Stericycle closes North Salt Lake incinerator, but eyes Nevada move
Since 1992, Stericycle has operated a commercial medical waste incinerator in North Salt Lake, and it has a tumultuous history.
When the incinerator was originally built, it was located in a more industrial area that was separate from the community. However, over the years the area has developed, with people getting closer and closer to the plant. Eventually, there was a neighborhood right at the fence line of the facility.
Residents began complaining about thick clouds of black smoke billowing out of the smokestack at the plant.
Then in 2014, Stericycle had to pay a record $2.3 million fine.
Stericycle violated emissions limits and falsified test results. Bryce Bird, the director of the Division of Air Quality, said the waste material used during the test was different than the waste material that was normally burned at the facility. Since the violations went on for a period of time, the fine kept going up; fines can be up to $10,000 per day per violation.

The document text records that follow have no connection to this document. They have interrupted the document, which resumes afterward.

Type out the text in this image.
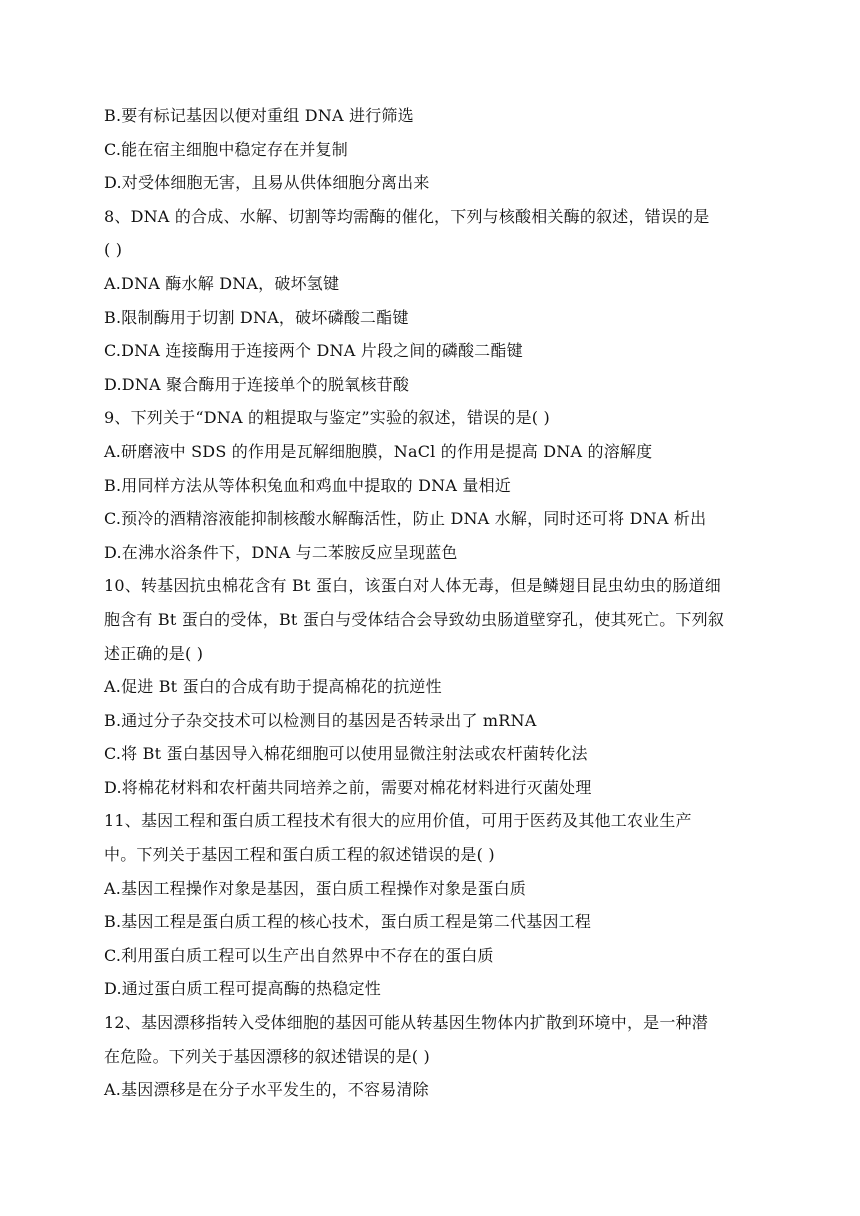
B.要有标记基因以便对重组 DNA 进行筛选
C.能在宿主细胞中稳定存在并复制
D.对受体细胞无害，且易从供体细胞分离出来
8、DNA 的合成、水解、切割等均需酶的催化，下列与核酸相关酶的叙述，错误的是
( )
A.DNA 酶水解 DNA，破坏氢键
B.限制酶用于切割 DNA，破坏磷酸二酯键
C.DNA 连接酶用于连接两个 DNA 片段之间的磷酸二酯键
D.DNA 聚合酶用于连接单个的脱氧核苷酸
9、下列关于“DNA 的粗提取与鉴定”实验的叙述，错误的是( )
A.研磨液中 SDS 的作用是瓦解细胞膜，NaCl 的作用是提高 DNA 的溶解度
B.用同样方法从等体积兔血和鸡血中提取的 DNA 量相近
C.预冷的酒精溶液能抑制核酸水解酶活性，防止 DNA 水解，同时还可将 DNA 析出
D.在沸水浴条件下，DNA 与二苯胺反应呈现蓝色
10、转基因抗虫棉花含有 Bt 蛋白，该蛋白对人体无毒，但是鳞翅目昆虫幼虫的肠道细
胞含有 Bt 蛋白的受体，Bt 蛋白与受体结合会导致幼虫肠道壁穿孔，使其死亡。下列叙
述正确的是( )
A.促进 Bt 蛋白的合成有助于提高棉花的抗逆性
B.通过分子杂交技术可以检测目的基因是否转录出了 mRNA
C.将 Bt 蛋白基因导入棉花细胞可以使用显微注射法或农杆菌转化法
D.将棉花材料和农杆菌共同培养之前，需要对棉花材料进行灭菌处理
11、基因工程和蛋白质工程技术有很大的应用价值，可用于医药及其他工农业生产
中。下列关于基因工程和蛋白质工程的叙述错误的是( )
A.基因工程操作对象是基因，蛋白质工程操作对象是蛋白质
B.基因工程是蛋白质工程的核心技术，蛋白质工程是第二代基因工程
C.利用蛋白质工程可以生产出自然界中不存在的蛋白质
D.通过蛋白质工程可提高酶的热稳定性
12、基因漂移指转入受体细胞的基因可能从转基因生物体内扩散到环境中，是一种潜
在危险。下列关于基因漂移的叙述错误的是( )
A.基因漂移是在分子水平发生的，不容易清除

Since 2014, the plant operated in compliance with emission standards, but after three decades, it closed on June 30, 2022.

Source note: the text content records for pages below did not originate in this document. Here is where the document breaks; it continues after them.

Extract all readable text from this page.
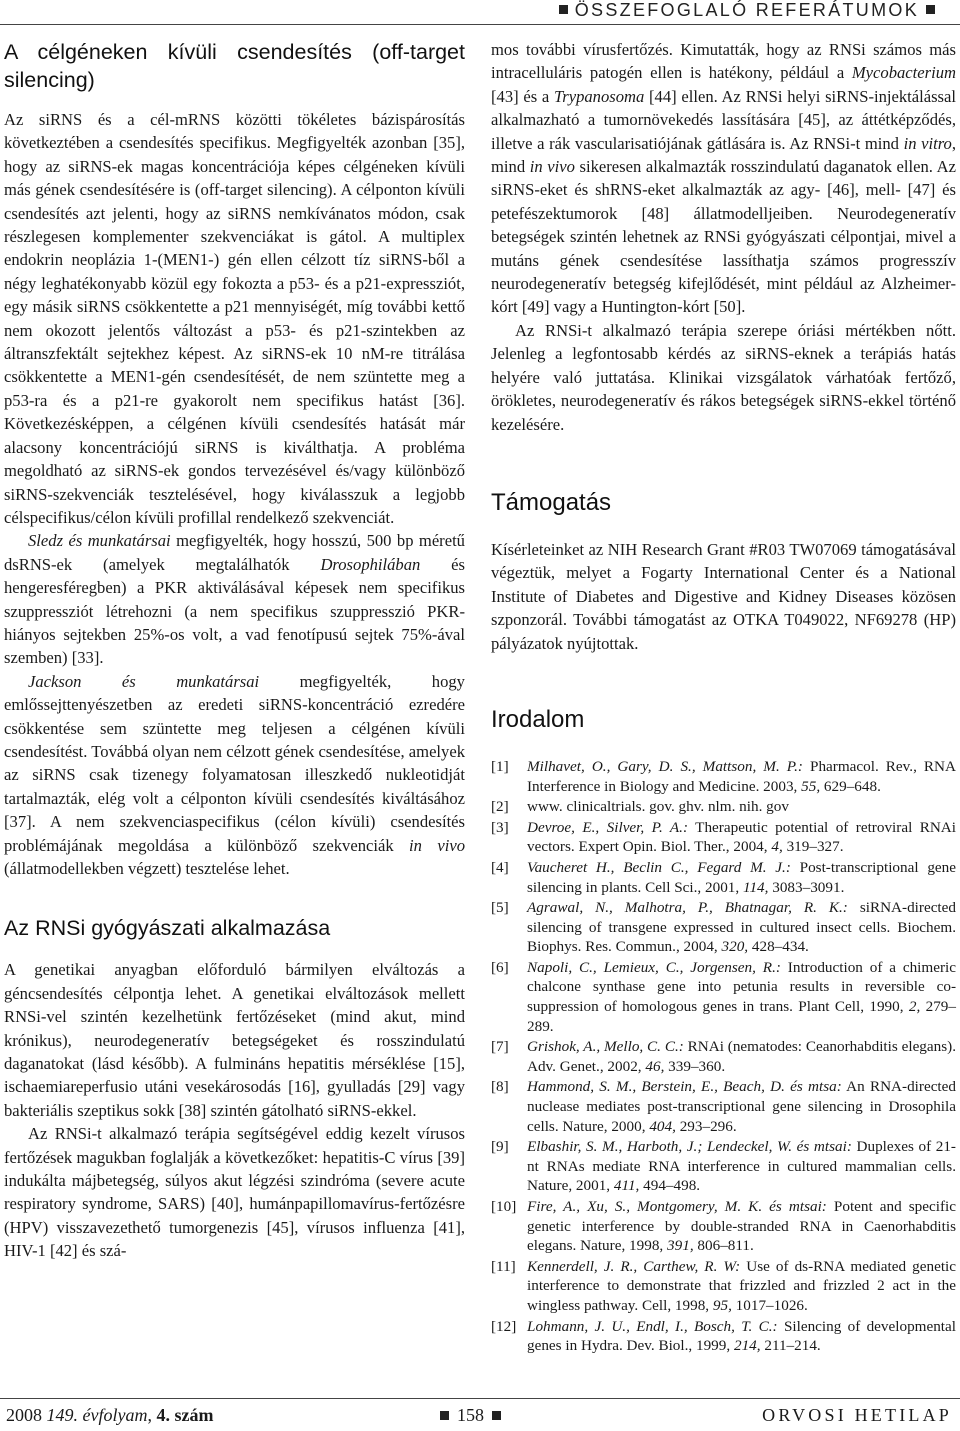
ÖSSZEFOGLALÓ REFERÁTUMOK
A célgéneken kívüli csendesítés (off-target silencing)

Az siRNS és a cél-mRNS közötti tökéletes bázispárosítás következtében a csendesítés specifikus. Megfigyelték azonban [35], hogy az siRNS-ek magas koncentrációja képes célgéneken kívüli más gének csendesítésére is (off-target silencing). A célponton kívüli csendesítés azt jelenti, hogy az siRNS nemkívánatos módon, csak részlegesen komplementer szekvenciákat is gátol. A multiplex endokrin neoplázia 1-(MEN1-) gén ellen célzott tíz siRNS-ből a négy leghatékonyabb közül egy fokozta a p53- és a p21-expressziót, egy másik siRNS csökkentette a p21 mennyiségét, míg további kettő nem okozott jelentős változást a p53- és p21-szintekben az áltranszfektált sejtekhez képest. Az siRNS-ek 10 nM-re titrálása csökkentette a MEN1-gén csendesítését, de nem szüntette meg a p53-ra és a p21-re gyakorolt nem specifikus hatást [36]. Következésképpen, a célgénen kívüli csendesítés hatását már alacsony koncentrációjú siRNS is kiválthatja. A probléma megoldható az siRNS-ek gondos tervezésével és/vagy különböző siRNS-szekvenciák tesztelésével, hogy kiválasszuk a legjobb célspecifikus/célon kívüli profillal rendelkező szekvenciát.

Sledz és munkatársai megfigyelték, hogy hosszú, 500 bp méretű dsRNS-ek (amelyek megtalálhatók Drosophilában és hengeresféregben) a PKR aktiválásával képesek nem specifikus szuppressziót létrehozni (a nem specifikus szuppresszió PKR-hiányos sejtekben 25%-os volt, a vad fenotípusú sejtek 75%-ával szemben) [33].

Jackson és munkatársai megfigyelték, hogy emlőssejttenyészetben az eredeti siRNS-koncentráció ezredére csökkentése sem szüntette meg teljesen a célgénen kívüli csendesítést. Továbbá olyan nem célzott gének csendesítése, amelyek az siRNS csak tizenegy folyamatosan illeszkedő nukleotidját tartalmazták, elég volt a célponton kívüli csendesítés kiváltásához [37]. A nem szekvenciaspecifikus (célon kívüli) csendesítés problémájának megoldása a különböző szekvenciák in vivo (állatmodellekben végzett) tesztelése lehet.

Az RNSi gyógyászati alkalmazása

A genetikai anyagban előforduló bármilyen elváltozás a géncsendesítés célpontja lehet. A genetikai elváltozások mellett RNSi-vel szintén kezelhetünk fertőzéseket (mind akut, mind krónikus), neurodegeneratív betegségeket és rosszindulatú daganatokat (lásd később). A fulmináns hepatitis mérséklése [15], ischaemiareperfusio utáni vesekárosodás [16], gyulladás [29] vagy bakteriális szeptikus sokk [38] szintén gátolható siRNS-ekkel.

Az RNSi-t alkalmazó terápia segítségével eddig kezelt vírusos fertőzések magukban foglalják a következőket: hepatitis-C vírus [39] indukálta májbetegség, súlyos akut légzési szindróma (severe acute respiratory syndrome, SARS) [40], humánpapillomavírus-fertőzésre (HPV) visszavezethető tumorgenezis [45], vírusos influenza [41], HIV-1 [42] és szá-

mos további vírusfertőzés. Kimutatták, hogy az RNSi számos más intracelluláris patogén ellen is hatékony, például a Mycobacterium [43] és a Trypanosoma [44] ellen. Az RNSi helyi siRNS-injektálással alkalmazható a tumornövekedés lassítására [45], az áttétképződés, illetve a rák vascularisatiójának gátlására is. Az RNSi-t mind in vitro, mind in vivo sikeresen alkalmazták rosszindulatú daganatok ellen. Az siRNS-eket és shRNS-eket alkalmazták az agy- [46], mell- [47] és petefészektumorok [48] állatmodelljeiben. Neurodegeneratív betegségek szintén lehetnek az RNSi gyógyászati célpontjai, mivel a mutáns gének csendesítése lassíthatja számos progresszív neurodegeneratív betegség kifejlődését, mint például az Alzheimer-kórt [49] vagy a Huntington-kórt [50].

Az RNSi-t alkalmazó terápia szerepe óriási mértékben nőtt. Jelenleg a legfontosabb kérdés az siRNS-eknek a terápiás hatás helyére való juttatása. Klinikai vizsgálatok várhatóak fertőző, örökletes, neurodegeneratív és rákos betegségek siRNS-ekkel történő kezelésére.

Támogatás

Kísérleteinket az NIH Research Grant #R03 TW07069 támogatásával végeztük, melyet a Fogarty International Center és a National Institute of Diabetes and Digestive and Kidney Diseases közösen szponzorál. További támogatást az OTKA T049022, NF69278 (HP) pályázatok nyújtottak.

Irodalom
[1]	Milhavet, O., Gary, D. S., Mattson, M. P.: Pharmacol. Rev., RNA Interference in Biology and Medicine. 2003, 55, 629–648.
[2]	www. clinicaltrials. gov. ghv. nlm. nih. gov
[3]	Devroe, E., Silver, P. A.: Therapeutic potential of retroviral RNAi vectors. Expert Opin. Biol. Ther., 2004, 4, 319–327.
[4]	Vaucheret H., Beclin C., Fegard M. J.: Post-transcriptional gene silencing in plants. Cell Sci., 2001, 114, 3083–3091.
[5]	Agrawal, N., Malhotra, P., Bhatnagar, R. K.: siRNA-directed silencing of transgene expressed in cultured insect cells. Biochem. Biophys. Res. Commun., 2004, 320, 428–434.
[6]	Napoli, C., Lemieux, C., Jorgensen, R.: Introduction of a chimeric chalcone synthase gene into petunia results in reversible co-suppression of homologous genes in trans. Plant Cell, 1990, 2, 279–289.
[7]	Grishok, A., Mello, C. C.: RNAi (nematodes: Ceanorhabditis elegans). Adv. Genet., 2002, 46, 339–360.
[8]	Hammond, S. M., Berstein, E., Beach, D. és mtsa: An RNA-directed nuclease mediates post-transcriptional gene silencing in Drosophila cells. Nature, 2000, 404, 293–296.
[9]	Elbashir, S. M., Harboth, J.; Lendeckel, W. és mtsai: Duplexes of 21-nt RNAs mediate RNA interference in cultured mammalian cells. Nature, 2001, 411, 494–498.
[10] Fire, A., Xu, S., Montgomery, M. K. és mtsai: Potent and specific genetic interference by double-stranded RNA in Caenorhabditis elegans. Nature, 1998, 391, 806–811.
[11] Kennerdell, J. R., Carthew, R. W: Use of ds-RNA mediated genetic interference to demonstrate that frizzled and frizzled 2 act in the wingless pathway. Cell, 1998, 95, 1017–1026.
[12] Lohmann, J. U., Endl, I., Bosch, T. C.: Silencing of developmental genes in Hydra. Dev. Biol., 1999, 214, 211–214.
2008 149. évfolyam, 4. szám	158	ORVOSI HETILAP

Now, Stericycle is pursuing a permit to build two incinerators near Reno, Nevada. However, federal and state requirements have become more protective since the North Salt Lake one was built. The new incinerators should have newer and better technology.
“Any new incinerator would have to meet more stringent requirements because the technology has changed since that facility was originally constructed,” Bird said.

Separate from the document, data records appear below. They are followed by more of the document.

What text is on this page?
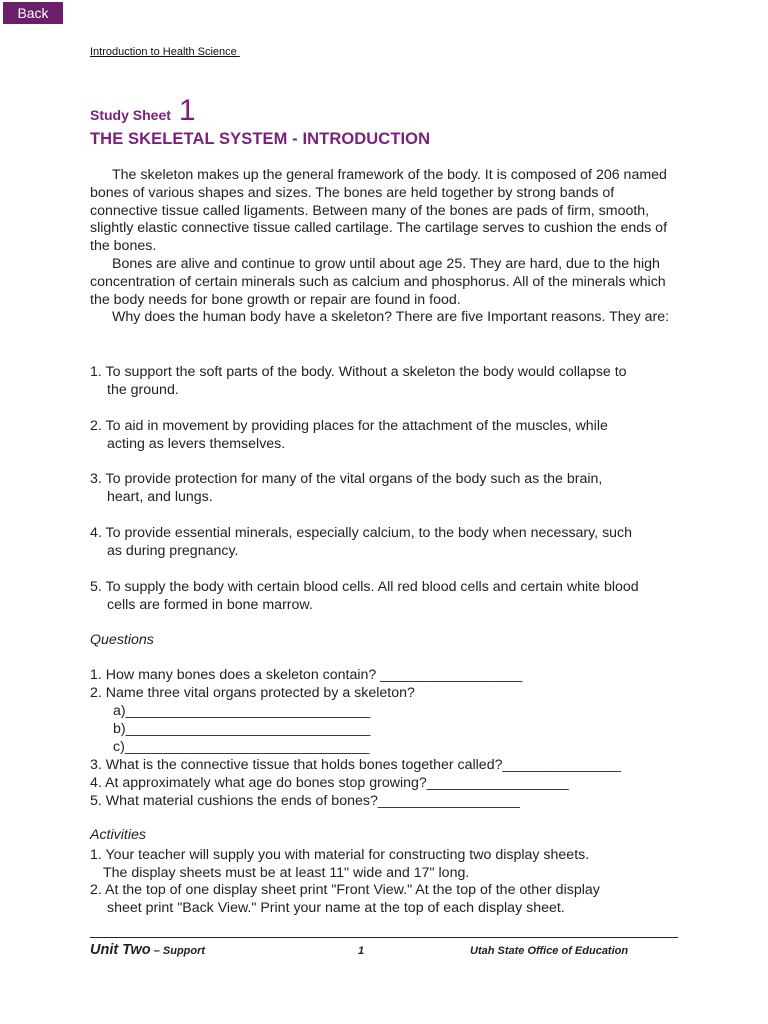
Back
Introduction to Health Science
Study Sheet 1
THE SKELETAL SYSTEM - INTRODUCTION

The skeleton makes up the general framework of the body. It is composed of 206 named bones of various shapes and sizes. The bones are held together by strong bands of connective tissue called ligaments. Between many of the bones are pads of firm, smooth, slightly elastic connective tissue called cartilage. The cartilage serves to cushion the ends of the bones.

Bones are alive and continue to grow until about age 25. They are hard, due to the high concentration of certain minerals such as calcium and phosphorus. All of the minerals which the body needs for bone growth or repair are found in food.

Why does the human body have a skeleton? There are five Important reasons. They are:

1. To support the soft parts of the body. Without a skeleton the body would collapse to
the ground.
2. To aid in movement by providing places for the attachment of the muscles, while
acting as levers themselves.
3. To provide protection for many of the vital organs of the body such as the brain,
heart, and lungs.
4. To provide essential minerals, especially calcium, to the body when necessary, such
as during pregnancy.
5. To supply the body with certain blood cells. All red blood cells and certain white blood
cells are formed in bone marrow.
Questions
1. How many bones does a skeleton contain? __________________
2. Name three vital organs protected by a skeleton?
a)_______________________________
b)_______________________________
c)_______________________________
3. What is the connective tissue that holds bones together called?_______________
4. At approximately what age do bones stop growing?__________________
5. What material cushions the ends of bones?__________________
Activities
1. Your teacher will supply you with material for constructing two display sheets.
The display sheets must be at least 11" wide and 17" long.
2. At the top of one display sheet print "Front View." At the top of the other display
sheet print "Back View." Print your name at the top of each display sheet.
Unit Two – Support	1	Utah State Office of Education
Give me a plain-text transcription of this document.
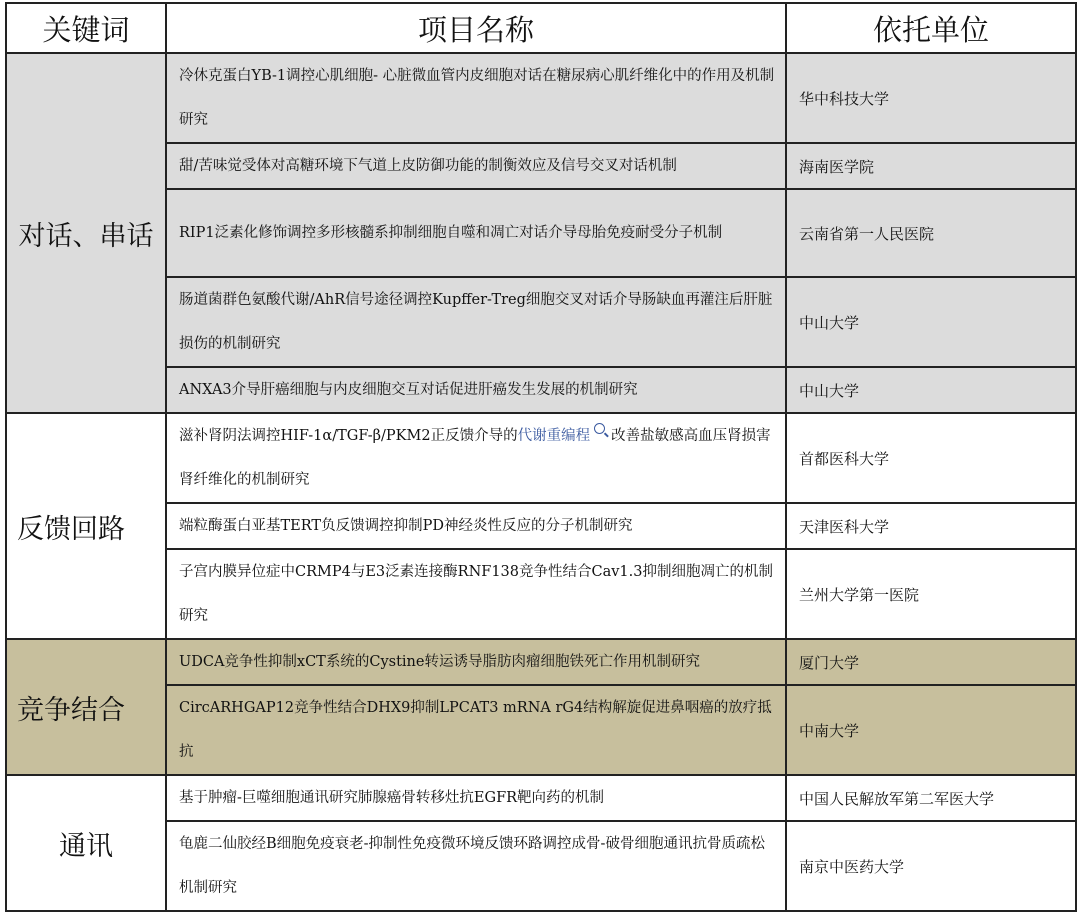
关键词	项目名称	依托单位
对话、串话	冷休克蛋白YB-1调控心肌细胞- 心脏微血管内皮细胞对话在糖尿病心肌纤维化中的作用及机制研究	华中科技大学
	甜/苦味觉受体对高糖环境下气道上皮防御功能的制衡效应及信号交叉对话机制	海南医学院
	RIP1泛素化修饰调控多形核髓系抑制细胞自噬和凋亡对话介导母胎免疫耐受分子机制	云南省第一人民医院
	肠道菌群色氨酸代谢/AhR信号途径调控Kupffer-Treg细胞交叉对话介导肠缺血再灌注后肝脏损伤的机制研究	中山大学
	ANXA3介导肝癌细胞与内皮细胞交互对话促进肝癌发生发展的机制研究	中山大学
反馈回路	滋补肾阴法调控HIF-1α/TGF-β/PKM2正反馈介导的代谢重编程 改善盐敏感高血压肾损害肾纤维化的机制研究	首都医科大学
	端粒酶蛋白亚基TERT负反馈调控抑制PD神经炎性反应的分子机制研究	天津医科大学
	子宫内膜异位症中CRMP4与E3泛素连接酶RNF138竞争性结合Cav1.3抑制细胞凋亡的机制研究	兰州大学第一医院
竞争结合	UDCA竞争性抑制xCT系统的Cystine转运诱导脂肪肉瘤细胞铁死亡作用机制研究	厦门大学
	CircARHGAP12竞争性结合DHX9抑制LPCAT3 mRNA rG4结构解旋促进鼻咽癌的放疗抵抗	中南大学
通讯	基于肿瘤-巨噬细胞通讯研究肺腺癌骨转移灶抗EGFR靶向药的机制	中国人民解放军第二军医大学
	龟鹿二仙胶经B细胞免疫衰老-抑制性免疫微环境反馈环路调控成骨-破骨细胞通讯抗骨质疏松机制研究	南京中医药大学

But some don’t think there should be any medical waste incinerators.
“Incineration was never the right way to handle medical waste. In fact, it’s not the right way to handle any kind of waste,” said Brian Moench, the president of Utah Physicians for a Healthy Environment. “The fact that Stericycle is moving on to a new location to do more incineration, that’s inappropriate, and we tried to stop that.”
The best way to dispose of medical waste is simply through a landfill, he said. Some hospital waste needs to be sterilized, but once it is, it can be landfilled.
Moench said the practice of burning waste started after hospital bags with used needles washed up on New Jersey beaches in the 1980s. Nationwide alarm led to incineration instead.
Burning the waste, however, doesn’t necessarily protect people from getting sick.
“None of the toxic compounds, chemicals and heavy metals are degraded, dissolved or disposed of with incineration. They’re just, in fact, redistributed throughout the community,” Moench said.
Another concern is that burning medical waste creates dioxins, a hazardous organic pollutant that can take a long time to break down, cause cancer and hurt the immune system
Brian Speer, the manager of the Solid Waste Section at the Division of Waste Management and Radiation Control, also said medical waste can be put in a landfill, like needles used for insulin. It just depends on if the materials are infectious or not.
“When it is an infectious waste, then it has to meet our requirements to be rendered noninfectious,” He said. “Then the waste can go just into a regular landfill.”
Hospitals also have the ability to treat some of their medical waste. Speer said if it is under a certain tonnage, hospitals can treat medical waste at their facilities and then dispose of it in the regular municipal solid waste landfill.
Once the waste is in a landfill, there are other regulations to protect it from harming the public. For example, Speer said if there is a big storm, there are protections to prevent groundwater contamination.
As for the closed Stericycle incinerator, some waste there may end up in a landfill anyway.
“As they dismantle the incinerator, pockets of ash may be located in some of the equipment,” Speer said. “The ash will be analyzed to determine that it’s safe to go to a regular municipal landfill.”
Though the incinerator is closed, Stericycle still owns and operates the North Salt Lake site as a collection and transportation facility.